Stress is an unhelpful negative emotion and both men and women are victim of it. Humour is known to improve mental and physical well being. The aim of the assignment is to discuss the effect of humour on stress in men and women.
Humour help people adapt to stress. Centuries ago Freud pointed out that humour can be used to cope with the stress in life and considered a healthy method. In the book, “Adaptation to Life” by George Valliant humour was found to be effective coping mechanism for professional men under stress. It was evident from several in-depth interviews conducted, for professional men under stress. In the book Pathfinders, Gail shetty reported that humour has positive effect on both men and women in stress. As per the Canadian study, people who can actively access the humour in middle of stress have increased mental resilience. This skill makes a person emotionally flexible as humour distracts them from chain of turbulent thoughts. It improves the mental wellbeing (Chang Tsai & Hsieh, 2013).
Psychological studies with cancer patients showed that the humour and laughter push them to create joy in life. In the study with cancer survivors, both male and female participants narrated stories of humour and describe it as useful strategy to deal with stress. During the period of diagnosis and treatment of life threatening illness, humour helped the cancer patients to regain their identity (Roaldsen et al., 2015). Kim et al. (2015) examined the effect of the therapeutic laugher session on breast cancer patients. As per the results only a single session was effective in reducing stress, depression and anxiety in women caused by breast cancer. The results recommend humour and laugher session as the first line alternative complementary therapy for the breast cancer patients.
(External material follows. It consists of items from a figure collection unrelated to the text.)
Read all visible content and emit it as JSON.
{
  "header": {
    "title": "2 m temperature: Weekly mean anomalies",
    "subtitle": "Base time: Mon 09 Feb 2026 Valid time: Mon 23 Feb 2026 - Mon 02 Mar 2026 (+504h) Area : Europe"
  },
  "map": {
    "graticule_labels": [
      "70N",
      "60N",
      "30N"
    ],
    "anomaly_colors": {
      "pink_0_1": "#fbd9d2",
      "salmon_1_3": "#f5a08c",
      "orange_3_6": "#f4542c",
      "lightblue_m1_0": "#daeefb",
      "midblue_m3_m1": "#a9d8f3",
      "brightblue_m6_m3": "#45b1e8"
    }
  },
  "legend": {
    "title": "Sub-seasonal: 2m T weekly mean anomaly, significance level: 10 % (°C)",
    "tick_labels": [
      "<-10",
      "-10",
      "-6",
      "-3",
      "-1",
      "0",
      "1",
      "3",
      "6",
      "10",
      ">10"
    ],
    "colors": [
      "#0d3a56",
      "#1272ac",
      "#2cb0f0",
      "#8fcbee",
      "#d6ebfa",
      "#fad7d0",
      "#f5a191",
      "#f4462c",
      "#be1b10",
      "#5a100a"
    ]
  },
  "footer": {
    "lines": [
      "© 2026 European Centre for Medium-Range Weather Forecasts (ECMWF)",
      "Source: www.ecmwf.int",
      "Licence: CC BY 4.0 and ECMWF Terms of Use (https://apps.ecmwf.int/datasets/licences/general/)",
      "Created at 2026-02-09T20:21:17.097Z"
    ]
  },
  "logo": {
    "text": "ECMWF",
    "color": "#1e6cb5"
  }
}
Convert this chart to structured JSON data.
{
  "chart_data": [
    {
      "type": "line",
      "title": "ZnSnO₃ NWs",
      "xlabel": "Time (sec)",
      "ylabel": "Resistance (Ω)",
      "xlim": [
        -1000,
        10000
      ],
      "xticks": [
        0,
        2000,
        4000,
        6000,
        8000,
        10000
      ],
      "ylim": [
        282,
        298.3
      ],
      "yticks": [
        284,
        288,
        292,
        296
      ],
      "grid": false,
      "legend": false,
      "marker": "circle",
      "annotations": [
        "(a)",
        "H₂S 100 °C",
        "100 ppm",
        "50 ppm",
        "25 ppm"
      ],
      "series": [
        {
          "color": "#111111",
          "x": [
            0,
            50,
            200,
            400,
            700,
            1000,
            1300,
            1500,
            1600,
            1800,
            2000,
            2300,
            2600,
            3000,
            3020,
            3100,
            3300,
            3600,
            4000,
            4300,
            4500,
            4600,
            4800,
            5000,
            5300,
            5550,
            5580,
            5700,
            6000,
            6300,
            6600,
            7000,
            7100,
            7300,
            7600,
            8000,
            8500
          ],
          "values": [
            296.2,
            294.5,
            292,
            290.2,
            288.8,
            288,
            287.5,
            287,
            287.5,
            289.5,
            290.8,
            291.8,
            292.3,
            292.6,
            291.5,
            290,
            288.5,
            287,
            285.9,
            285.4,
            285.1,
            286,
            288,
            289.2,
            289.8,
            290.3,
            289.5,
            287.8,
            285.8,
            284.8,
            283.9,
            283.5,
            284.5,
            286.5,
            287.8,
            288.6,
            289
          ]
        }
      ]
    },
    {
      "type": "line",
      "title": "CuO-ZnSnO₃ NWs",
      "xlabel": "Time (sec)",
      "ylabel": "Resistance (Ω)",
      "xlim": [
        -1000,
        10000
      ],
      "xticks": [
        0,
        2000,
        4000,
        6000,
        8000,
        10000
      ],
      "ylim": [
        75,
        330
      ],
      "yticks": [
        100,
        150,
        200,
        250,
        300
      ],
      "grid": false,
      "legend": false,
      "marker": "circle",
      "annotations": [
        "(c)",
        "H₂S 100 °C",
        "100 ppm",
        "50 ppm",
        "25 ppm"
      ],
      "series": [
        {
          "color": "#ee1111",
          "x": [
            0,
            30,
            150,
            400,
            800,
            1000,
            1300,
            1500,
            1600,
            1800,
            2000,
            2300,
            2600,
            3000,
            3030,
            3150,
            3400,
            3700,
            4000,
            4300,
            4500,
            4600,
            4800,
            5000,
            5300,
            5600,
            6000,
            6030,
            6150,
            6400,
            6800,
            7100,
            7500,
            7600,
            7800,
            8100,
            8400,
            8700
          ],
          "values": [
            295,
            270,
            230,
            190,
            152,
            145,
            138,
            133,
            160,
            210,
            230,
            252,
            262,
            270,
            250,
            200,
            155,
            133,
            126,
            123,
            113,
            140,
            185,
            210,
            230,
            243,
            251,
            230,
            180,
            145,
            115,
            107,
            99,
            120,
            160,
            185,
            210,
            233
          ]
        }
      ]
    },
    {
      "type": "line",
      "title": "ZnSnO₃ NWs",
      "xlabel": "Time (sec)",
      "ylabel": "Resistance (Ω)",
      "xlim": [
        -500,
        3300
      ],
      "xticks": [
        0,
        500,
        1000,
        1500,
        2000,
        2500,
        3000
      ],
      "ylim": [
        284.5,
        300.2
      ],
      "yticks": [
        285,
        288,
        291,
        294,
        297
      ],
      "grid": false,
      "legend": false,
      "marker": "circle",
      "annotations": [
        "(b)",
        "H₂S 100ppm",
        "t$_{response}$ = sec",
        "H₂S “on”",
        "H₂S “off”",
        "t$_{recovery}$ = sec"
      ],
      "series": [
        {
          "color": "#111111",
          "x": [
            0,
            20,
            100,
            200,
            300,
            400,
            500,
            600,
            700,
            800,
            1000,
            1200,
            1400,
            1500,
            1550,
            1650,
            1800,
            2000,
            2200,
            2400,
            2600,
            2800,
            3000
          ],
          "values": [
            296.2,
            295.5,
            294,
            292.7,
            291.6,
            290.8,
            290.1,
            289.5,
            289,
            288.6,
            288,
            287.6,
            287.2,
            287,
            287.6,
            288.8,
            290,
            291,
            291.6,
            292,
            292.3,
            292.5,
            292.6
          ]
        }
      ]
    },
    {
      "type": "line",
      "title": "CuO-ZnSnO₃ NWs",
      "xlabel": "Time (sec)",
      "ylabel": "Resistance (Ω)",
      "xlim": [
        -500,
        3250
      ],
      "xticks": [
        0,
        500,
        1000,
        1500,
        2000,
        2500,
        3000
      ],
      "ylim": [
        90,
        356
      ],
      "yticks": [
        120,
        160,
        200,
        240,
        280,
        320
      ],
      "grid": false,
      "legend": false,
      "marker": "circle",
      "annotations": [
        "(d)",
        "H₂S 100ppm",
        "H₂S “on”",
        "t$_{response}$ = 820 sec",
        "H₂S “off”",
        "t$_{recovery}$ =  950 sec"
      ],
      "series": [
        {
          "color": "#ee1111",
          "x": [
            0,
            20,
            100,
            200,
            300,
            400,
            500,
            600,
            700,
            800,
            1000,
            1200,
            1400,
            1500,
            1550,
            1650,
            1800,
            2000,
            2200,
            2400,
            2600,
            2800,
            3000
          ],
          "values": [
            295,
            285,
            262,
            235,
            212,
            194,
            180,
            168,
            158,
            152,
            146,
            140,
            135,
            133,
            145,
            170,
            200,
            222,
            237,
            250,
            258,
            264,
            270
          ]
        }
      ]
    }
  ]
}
The patients reported that they could have two hours of pain free sleep due to ten minutes of humour. Humour worked like anaesthesia and relieved physical tension (Nurseslearning.com, 2017).
It was evident after more than one session of humour and laughter that the perception of stress changed to positive one. In similar other studies the effect of humour and laughter was evaluated. People in laughter group gained optimistic attitude due to humour and showed less stress. The effect of humour therapy using randomised control trial in two consecutive three months period was evaluated. Humour was found to have many beneficial effects on the Cortisol level in paediatric patients. Patients both men and women, after this intervention focused more on themselves than on others that helped relive stress (Sánchez et al., 2017).
Humour stimulates many organs in the body such as lungs, muscles, heart and others. It can increase the heart rate and blood pressure. As humour cools down the stress response during distress, it gives the relaxed feeling and soothes tension. Humour helps in stimulating the circulation and muscle relaxation and thus reduces the physical symptoms of stress may it be related to illness, profession, or personal life circumstances (Chang Tsai & Hsieh, 2013).
In conclusion humour has beneficial effect on stress in both men and women. Such intervention is recommended for everyone to cope up with stress.
Chang, C., Tsai, G., & Hsieh, C. J. (2013). Psychological, immunological and physiological effects of a Laughing Qigong Program (LQP) on adolescents. Complementary therapies in medicine, 21(6), 660-668.
Kim, S. H., Kim, Y. H., & Kim, H. J. (2015). Laughter and stress relief in cancer patients: a pilot study. Evidence-Based Complementary and Alternative Medicine, 2015.
Nurseslearning.com (2017). Humor and Mental Health: Using Humor to Cope With Stress (Part of Humor and Health Online CEU Course). [online] Nurseslearning.com. Available at: https://www.nurseslearning.com/courses/nrp/nrpcx-w0009/html/body.humor.page7.htm [Accessed 31 Oct. 2017].
Roaldsen, B. L., Sørlie, T., & Lorem, G. F. (2015). Cancer survivors’ experiences of humour while navigating through challenging landscapes–a socio?narrative approach. Scandinavian journal of caring sciences, 29(4), 724-733.
Sánchez, J. C., Echeverri, L. F., Londoño, M. J., Ochoa, S. A., Quiroz, A. F., Romero, C. R., & Ruiz, J. O. (2017). Effects of a Humor Therapy Program on Stress Levels in Pediatric Inpatients. Hospital pediatrics, 7(1), 46-53.